Figure 2: Examples of articulated objects synthesized by Kinematify exhibiting diverse joint configurations.
Experimental Evaluation and Numerical Results
Kinematify is evaluated on PartNet-Mobility and six robot platforms spanning 1–19 DoFs. Metrics include axis angle error, axis position error, and tree edit distance (TED). Against baselines Articulate Anymesh and ArtGS, Kinematify achieves lowest axis angle error and competitive axis position error on everyday objects. On robot platforms, TED is significantly reduced, indicating superior kinematic structure recovery. End-to-end evaluations from RGB input exhibit a modest increase in error for robots with tighter tolerances, but everyday objects remain robust.
Figure 3: Qualitative comparison of articulation recovery across Kinematify, Articulate Anymesh, and ArtGS, highlighting joint direction accuracy (red lines).
Figure 4: Demonstrations on high-DoF robots: Unitree Go2 (12 DoF) and Unitree H1 (19 DoF), showcasing segmentation, tree inference, and optimized joint parameters.
Ablation Study and Component Analysis
Ablations demonstrate the necessity of both MCTS-based topology inference and DW-CAVL optimization. Replacing MCTS with BFS yields higher TED due to suboptimal tree regularity and symmetric attachment errors. Removing the DW-CAVL anchor term causes significant degradation in joint parameter accuracy, as pivots drift from true centers under collision-only optimization. The full pipeline achieves optimal balance between topology and joint parameter estimation.

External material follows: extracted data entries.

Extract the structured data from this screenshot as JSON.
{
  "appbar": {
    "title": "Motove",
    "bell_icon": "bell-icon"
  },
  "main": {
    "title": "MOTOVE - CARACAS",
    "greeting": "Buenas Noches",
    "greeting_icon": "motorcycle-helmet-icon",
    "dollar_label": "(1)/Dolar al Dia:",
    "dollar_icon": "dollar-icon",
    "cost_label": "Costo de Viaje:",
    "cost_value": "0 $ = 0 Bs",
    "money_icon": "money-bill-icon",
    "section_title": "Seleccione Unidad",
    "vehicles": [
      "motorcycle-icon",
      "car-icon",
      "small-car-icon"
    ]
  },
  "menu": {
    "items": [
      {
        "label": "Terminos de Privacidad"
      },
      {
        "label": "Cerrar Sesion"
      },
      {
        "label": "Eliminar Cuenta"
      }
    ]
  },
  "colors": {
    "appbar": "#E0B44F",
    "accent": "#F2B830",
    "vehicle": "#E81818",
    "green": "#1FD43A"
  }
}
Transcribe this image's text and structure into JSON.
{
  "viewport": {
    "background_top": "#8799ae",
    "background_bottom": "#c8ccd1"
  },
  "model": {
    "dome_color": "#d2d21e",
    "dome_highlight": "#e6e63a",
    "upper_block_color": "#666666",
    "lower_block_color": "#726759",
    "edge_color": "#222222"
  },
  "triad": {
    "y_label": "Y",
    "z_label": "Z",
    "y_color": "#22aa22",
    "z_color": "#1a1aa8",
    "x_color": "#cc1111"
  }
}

Real-World Deployment and Practical Implications
Exported URDFs enable direct simulation and execution of manipulation tasks in Isaac Sim and on real hardware (e.g., Fetch robot). The pipeline supports online planning with MoveIt, as validated in drawer-opening and pouring tasks without collision, verifying physical consistency of inferred kinematics. Kinematify thus streamlines articulation modeling for downstream robotics applications, including policy learning and manipulation.

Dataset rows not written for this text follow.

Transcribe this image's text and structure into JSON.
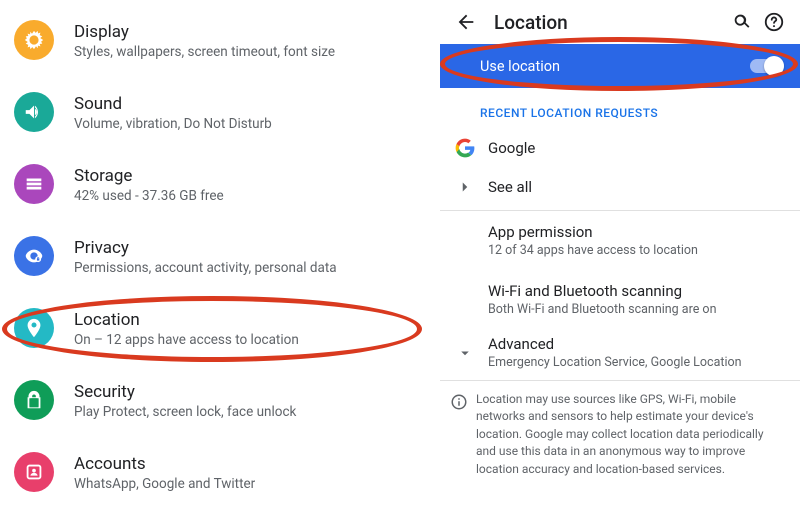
{
  "left": {
    "items": [
      {
        "title": "Display",
        "sub": "Styles, wallpapers, screen timeout, font size",
        "icon": "display-icon",
        "bg": "#f9ab2d"
      },
      {
        "title": "Sound",
        "sub": "Volume, vibration, Do Not Disturb",
        "icon": "sound-icon",
        "bg": "#1aa998"
      },
      {
        "title": "Storage",
        "sub": "42% used - 37.36 GB free",
        "icon": "storage-icon",
        "bg": "#aa47bc"
      },
      {
        "title": "Privacy",
        "sub": "Permissions, account activity, personal data",
        "icon": "privacy-icon",
        "bg": "#3a72e6"
      },
      {
        "title": "Location",
        "sub": "On – 12 apps have access to location",
        "icon": "location-icon",
        "bg": "#24b9c5"
      },
      {
        "title": "Security",
        "sub": "Play Protect, screen lock, face unlock",
        "icon": "security-icon",
        "bg": "#0f9d58"
      },
      {
        "title": "Accounts",
        "sub": "WhatsApp, Google and Twitter",
        "icon": "accounts-icon",
        "bg": "#e83f6b"
      }
    ]
  },
  "right": {
    "title": "Location",
    "banner": {
      "label": "Use location",
      "state": "on"
    },
    "recent_header": "RECENT LOCATION REQUESTS",
    "recent": [
      {
        "label": "Google"
      },
      {
        "label": "See all"
      }
    ],
    "blocks": [
      {
        "title": "App permission",
        "sub": "12 of 34 apps have access to location"
      },
      {
        "title": "Wi-Fi and Bluetooth scanning",
        "sub": "Both Wi-Fi and Bluetooth scanning are on"
      }
    ],
    "advanced": {
      "title": "Advanced",
      "sub": "Emergency Location Service, Google Location"
    },
    "info": "Location may use sources like GPS, Wi-Fi, mobile networks and sensors to help estimate your device's location. Google may collect location data periodically and use this data in an anonymous way to improve location accuracy and location-based services."
  }
}
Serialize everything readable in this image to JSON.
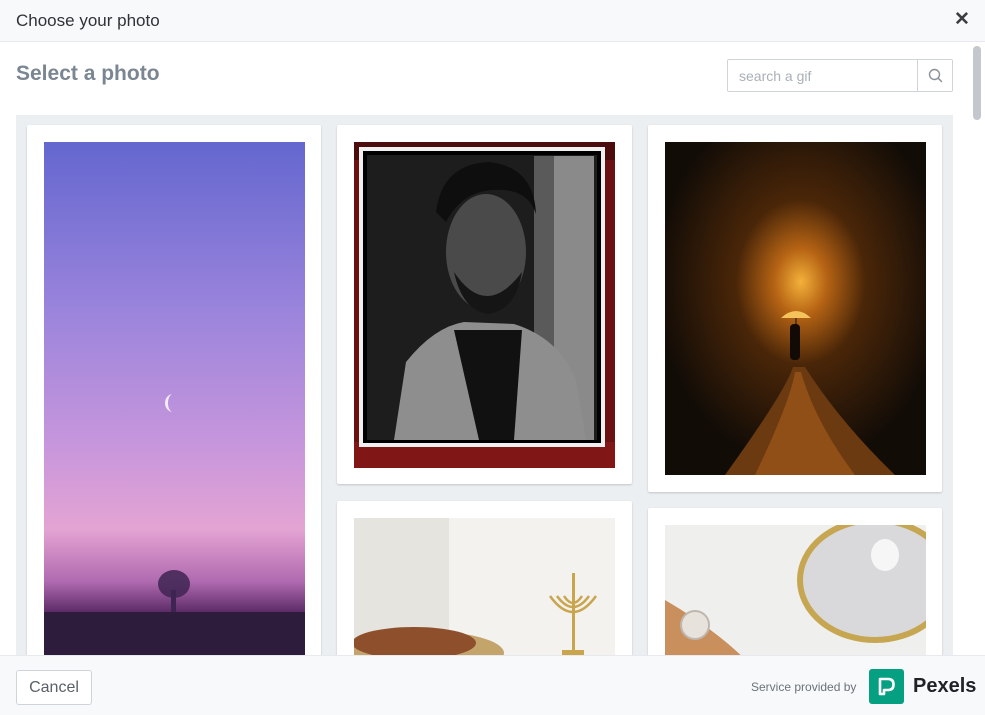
{
  "header": {
    "title": "Choose your photo",
    "close_icon": "close-icon",
    "close_glyph": "✕"
  },
  "main": {
    "section_title": "Select a photo",
    "search": {
      "value": "",
      "placeholder": "search a gif",
      "icon": "search-icon"
    }
  },
  "photos": [
    {
      "subject": "twilight-sky-with-crescent-moon",
      "colors": [
        "#6e6fd0",
        "#a989dd",
        "#dc9fd0",
        "#57205a"
      ]
    },
    {
      "subject": "black-and-white-portrait-of-bearded-man",
      "colors": [
        "#000000",
        "#9d9d9d",
        "#2a2a2a",
        "#8a1b1b"
      ]
    },
    {
      "subject": "person-with-umbrella-on-night-path",
      "colors": [
        "#1b140c",
        "#f0a530",
        "#a35a14",
        "#0d0a07"
      ]
    },
    {
      "subject": "menorah-and-bread-on-table",
      "colors": [
        "#f2f1ee",
        "#cfb36a",
        "#8a4a2a",
        "#c69a5b"
      ]
    },
    {
      "subject": "gold-mirror-tray-and-wooden-board",
      "colors": [
        "#eeeeee",
        "#c9a85a",
        "#b98555",
        "#d8d8dc"
      ]
    }
  ],
  "footer": {
    "cancel_label": "Cancel",
    "provided_label": "Service provided by",
    "provider_name": "Pexels",
    "provider_icon": "pexels-logo-icon",
    "provider_color": "#05a081"
  }
}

Figure 5: Kinematify-generated URDFs enable cross-platform planning and execution for robots and objects in simulation and real environments.
Limitations and Future Outlook
The method presupposes reliable segmentation and contact graph accuracy. Spurious decorative geometry or errant mesh seams can mislead tree inference and attachment. Structural prior weighting (especially symmetry) emerges as a critical mitigation for false contacts but remains heuristic. Potential future directions include joint refinement of part segmentation and contact reliability, adaptive reward schedules in MCTS based on cluster variance, and end-to-end learning of structural priors.
Conclusion
Kinematify constitutes an automated, open-vocabulary pipeline for high-DoF articulated object synthesis from static inputs, bypassing prior dependencies on curated datasets or motion sequences. By integrating part-aware mesh recovery, reward-driven MCTS, and SDF-based joint optimization, the method achieves greater accuracy in joint estimation and kinematic structure reconstruction, directly enabling physical simulation and manipulation. Kinematify advances the practical automation of articulation modeling and lays groundwork for broader generalization in robotic self-perception and interaction.